AS for the tobacco industry, Philip Morris has been trying to peddle a youth antismoking campaign of its own, but it wants the FDA to agree it will never regulate tobacco, as it does drugs. Because the tobacco industry sells the only consumer product that isn't required to meet health and safety standards, it escapes any federal restrictions on the content of its cigarettes and smokeless tobacco products.
The Philip Morris proposal sounds good - a ban on mail-order sales and the distribution of free samples to consumers and removal of vending machines - until you look at the gaping loopholes. It continues to allow the use of the Marlboro Man and Joe Camel ads which kids find so appealing, and the cigarette company continues to sponsor sporting events. One recent study found cigarette advertising has three times the impact on youngsters than it does on adults. Marlboro claims 60 percent of the youth market, compared with only 22 percent of the adult market.
It's been one year since the FDA proposed putting restrictions on tobacco advertising aimed at minors and to ban all vending machine and mail order sales. It would ban outdoor advertising within 1,000 feet of schools and playgrounds; restrict ads with large youth readership to black-and-white text only; and ban the distribution of clothing and other items, such as baseball caps, that carry tobacco logos.
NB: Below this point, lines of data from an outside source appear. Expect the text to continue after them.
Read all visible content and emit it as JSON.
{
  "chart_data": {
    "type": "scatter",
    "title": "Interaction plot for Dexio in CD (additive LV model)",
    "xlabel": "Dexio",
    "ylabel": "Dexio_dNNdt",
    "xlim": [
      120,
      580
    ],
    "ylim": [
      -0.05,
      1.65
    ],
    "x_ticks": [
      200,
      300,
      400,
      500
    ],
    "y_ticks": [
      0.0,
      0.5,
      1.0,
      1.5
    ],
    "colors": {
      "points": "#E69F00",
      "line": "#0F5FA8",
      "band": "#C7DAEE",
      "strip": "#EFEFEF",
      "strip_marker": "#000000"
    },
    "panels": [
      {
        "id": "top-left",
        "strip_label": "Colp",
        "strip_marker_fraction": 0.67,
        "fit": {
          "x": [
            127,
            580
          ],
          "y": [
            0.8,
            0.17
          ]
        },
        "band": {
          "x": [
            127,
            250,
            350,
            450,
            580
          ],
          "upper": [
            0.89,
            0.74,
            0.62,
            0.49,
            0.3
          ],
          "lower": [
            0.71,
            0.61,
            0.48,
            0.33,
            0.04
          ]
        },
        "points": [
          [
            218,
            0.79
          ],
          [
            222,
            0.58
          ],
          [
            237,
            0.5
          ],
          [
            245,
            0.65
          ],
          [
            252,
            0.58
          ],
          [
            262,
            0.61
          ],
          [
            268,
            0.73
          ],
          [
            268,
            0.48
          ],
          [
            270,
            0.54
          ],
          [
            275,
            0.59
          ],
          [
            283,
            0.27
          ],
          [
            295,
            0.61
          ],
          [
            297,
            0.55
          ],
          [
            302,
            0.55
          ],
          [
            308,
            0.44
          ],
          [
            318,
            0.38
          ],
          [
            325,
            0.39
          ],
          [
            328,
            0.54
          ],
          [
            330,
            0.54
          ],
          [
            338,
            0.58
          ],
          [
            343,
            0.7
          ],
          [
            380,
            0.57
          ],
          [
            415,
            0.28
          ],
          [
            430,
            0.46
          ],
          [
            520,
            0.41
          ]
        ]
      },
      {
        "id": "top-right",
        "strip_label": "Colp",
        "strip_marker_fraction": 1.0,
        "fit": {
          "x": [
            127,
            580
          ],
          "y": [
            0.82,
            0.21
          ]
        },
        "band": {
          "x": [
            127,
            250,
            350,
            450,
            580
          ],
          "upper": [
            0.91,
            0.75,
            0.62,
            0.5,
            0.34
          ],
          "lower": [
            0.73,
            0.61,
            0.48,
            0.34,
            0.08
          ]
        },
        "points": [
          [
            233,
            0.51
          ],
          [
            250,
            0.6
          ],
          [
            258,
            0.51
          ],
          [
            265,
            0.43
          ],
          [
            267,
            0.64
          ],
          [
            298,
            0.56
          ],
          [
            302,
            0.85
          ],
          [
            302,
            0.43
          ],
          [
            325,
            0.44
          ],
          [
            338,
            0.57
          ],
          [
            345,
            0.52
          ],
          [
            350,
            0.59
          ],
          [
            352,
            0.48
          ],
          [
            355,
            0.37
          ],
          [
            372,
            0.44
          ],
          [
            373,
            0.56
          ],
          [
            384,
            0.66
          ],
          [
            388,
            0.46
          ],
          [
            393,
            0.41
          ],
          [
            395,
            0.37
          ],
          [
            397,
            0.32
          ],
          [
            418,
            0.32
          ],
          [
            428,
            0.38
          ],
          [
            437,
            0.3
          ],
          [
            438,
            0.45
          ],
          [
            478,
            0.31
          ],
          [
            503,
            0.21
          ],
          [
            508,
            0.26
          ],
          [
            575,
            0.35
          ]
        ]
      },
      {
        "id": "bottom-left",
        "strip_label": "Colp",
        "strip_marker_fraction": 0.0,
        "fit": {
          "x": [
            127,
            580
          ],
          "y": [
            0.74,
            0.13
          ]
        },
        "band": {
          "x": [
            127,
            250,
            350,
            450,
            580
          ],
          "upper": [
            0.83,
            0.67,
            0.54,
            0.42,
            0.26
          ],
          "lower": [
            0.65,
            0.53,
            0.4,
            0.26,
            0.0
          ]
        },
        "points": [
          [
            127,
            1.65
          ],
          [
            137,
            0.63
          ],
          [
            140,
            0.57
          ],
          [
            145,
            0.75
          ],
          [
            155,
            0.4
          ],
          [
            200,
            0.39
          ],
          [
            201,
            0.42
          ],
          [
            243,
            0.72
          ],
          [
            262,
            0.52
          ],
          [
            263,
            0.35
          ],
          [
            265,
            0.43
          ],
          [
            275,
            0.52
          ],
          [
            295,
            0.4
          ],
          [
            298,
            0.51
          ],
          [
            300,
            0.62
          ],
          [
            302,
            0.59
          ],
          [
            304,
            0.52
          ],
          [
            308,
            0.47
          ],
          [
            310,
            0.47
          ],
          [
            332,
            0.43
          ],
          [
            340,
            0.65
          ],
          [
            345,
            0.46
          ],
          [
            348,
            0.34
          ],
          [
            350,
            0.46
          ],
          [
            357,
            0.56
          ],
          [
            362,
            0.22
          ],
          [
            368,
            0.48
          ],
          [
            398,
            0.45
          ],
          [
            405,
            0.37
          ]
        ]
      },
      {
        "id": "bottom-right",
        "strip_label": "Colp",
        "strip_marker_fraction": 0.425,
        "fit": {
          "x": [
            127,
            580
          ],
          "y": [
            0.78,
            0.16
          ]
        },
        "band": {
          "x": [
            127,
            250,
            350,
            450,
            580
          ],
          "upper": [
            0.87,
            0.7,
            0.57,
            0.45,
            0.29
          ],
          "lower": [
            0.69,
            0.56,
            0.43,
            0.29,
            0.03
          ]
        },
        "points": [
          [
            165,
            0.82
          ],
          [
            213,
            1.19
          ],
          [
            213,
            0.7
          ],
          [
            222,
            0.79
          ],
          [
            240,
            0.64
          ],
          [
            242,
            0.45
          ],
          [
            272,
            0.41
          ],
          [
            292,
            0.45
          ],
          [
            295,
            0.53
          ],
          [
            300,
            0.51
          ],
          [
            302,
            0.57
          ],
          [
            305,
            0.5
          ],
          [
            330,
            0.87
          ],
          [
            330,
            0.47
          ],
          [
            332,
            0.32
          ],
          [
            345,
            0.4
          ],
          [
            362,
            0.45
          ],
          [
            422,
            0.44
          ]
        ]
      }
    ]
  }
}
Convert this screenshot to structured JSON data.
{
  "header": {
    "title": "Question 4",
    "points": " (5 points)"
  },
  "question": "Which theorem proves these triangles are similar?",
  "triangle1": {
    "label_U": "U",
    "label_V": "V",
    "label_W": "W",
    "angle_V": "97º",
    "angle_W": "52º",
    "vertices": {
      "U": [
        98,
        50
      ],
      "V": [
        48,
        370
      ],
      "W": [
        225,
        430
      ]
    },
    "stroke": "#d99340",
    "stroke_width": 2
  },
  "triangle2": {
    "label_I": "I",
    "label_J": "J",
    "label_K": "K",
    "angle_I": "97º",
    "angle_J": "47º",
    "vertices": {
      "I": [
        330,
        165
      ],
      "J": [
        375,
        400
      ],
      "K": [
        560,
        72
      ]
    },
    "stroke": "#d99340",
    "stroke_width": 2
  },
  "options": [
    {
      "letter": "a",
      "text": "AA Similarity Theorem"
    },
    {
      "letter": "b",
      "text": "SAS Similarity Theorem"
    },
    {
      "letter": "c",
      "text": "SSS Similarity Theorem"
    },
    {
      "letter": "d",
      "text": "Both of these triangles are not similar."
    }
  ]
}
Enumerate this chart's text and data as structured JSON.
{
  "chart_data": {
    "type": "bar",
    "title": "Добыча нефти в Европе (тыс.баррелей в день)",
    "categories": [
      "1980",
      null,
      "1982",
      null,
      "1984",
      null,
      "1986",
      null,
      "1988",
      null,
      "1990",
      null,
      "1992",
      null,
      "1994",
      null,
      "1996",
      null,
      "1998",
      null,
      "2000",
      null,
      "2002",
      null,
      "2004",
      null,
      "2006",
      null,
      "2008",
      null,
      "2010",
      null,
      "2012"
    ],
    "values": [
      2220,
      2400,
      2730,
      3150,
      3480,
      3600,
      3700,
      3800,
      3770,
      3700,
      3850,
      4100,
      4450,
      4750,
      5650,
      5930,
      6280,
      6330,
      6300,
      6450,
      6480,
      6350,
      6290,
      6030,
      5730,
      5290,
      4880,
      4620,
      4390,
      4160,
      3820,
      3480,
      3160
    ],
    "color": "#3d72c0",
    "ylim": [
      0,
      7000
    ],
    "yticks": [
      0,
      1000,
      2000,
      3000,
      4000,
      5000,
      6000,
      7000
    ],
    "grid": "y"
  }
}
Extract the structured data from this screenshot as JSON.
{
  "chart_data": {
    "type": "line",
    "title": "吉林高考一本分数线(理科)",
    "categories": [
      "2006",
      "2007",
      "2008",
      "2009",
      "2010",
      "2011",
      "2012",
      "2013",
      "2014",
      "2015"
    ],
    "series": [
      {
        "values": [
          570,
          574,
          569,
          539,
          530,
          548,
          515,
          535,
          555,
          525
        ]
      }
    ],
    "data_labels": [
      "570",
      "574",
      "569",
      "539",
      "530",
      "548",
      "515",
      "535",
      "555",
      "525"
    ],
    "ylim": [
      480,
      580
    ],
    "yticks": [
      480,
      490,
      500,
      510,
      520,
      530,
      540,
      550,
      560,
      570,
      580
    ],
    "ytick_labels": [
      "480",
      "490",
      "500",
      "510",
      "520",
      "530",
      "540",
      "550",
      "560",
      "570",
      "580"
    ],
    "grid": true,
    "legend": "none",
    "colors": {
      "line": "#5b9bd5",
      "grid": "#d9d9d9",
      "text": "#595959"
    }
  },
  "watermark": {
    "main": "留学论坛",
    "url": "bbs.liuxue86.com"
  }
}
Mr. Clinton has now taken action on these proposals.
Each day, 3,000 children become smokers and the numbers keep rising. The tobacco companies and convenience stores, which boast 20 million tobacco transactions a day, must continue their efforts to stop teens from smoking. Ninety percent of new smokers begin as youths. That is the most important battle being fought in the tobacco wars - the battle for the youth market.
Tobacco companies know if they win that battle, they will have defeated the antitobacco forces and will have gained another generation of addicted smokers. We must win the war by restricting the tobacco companies' ability to enlist new troops: America's children.
*William D. Novelli is president of the Campaign for Tobacco-Free Kids in Washington.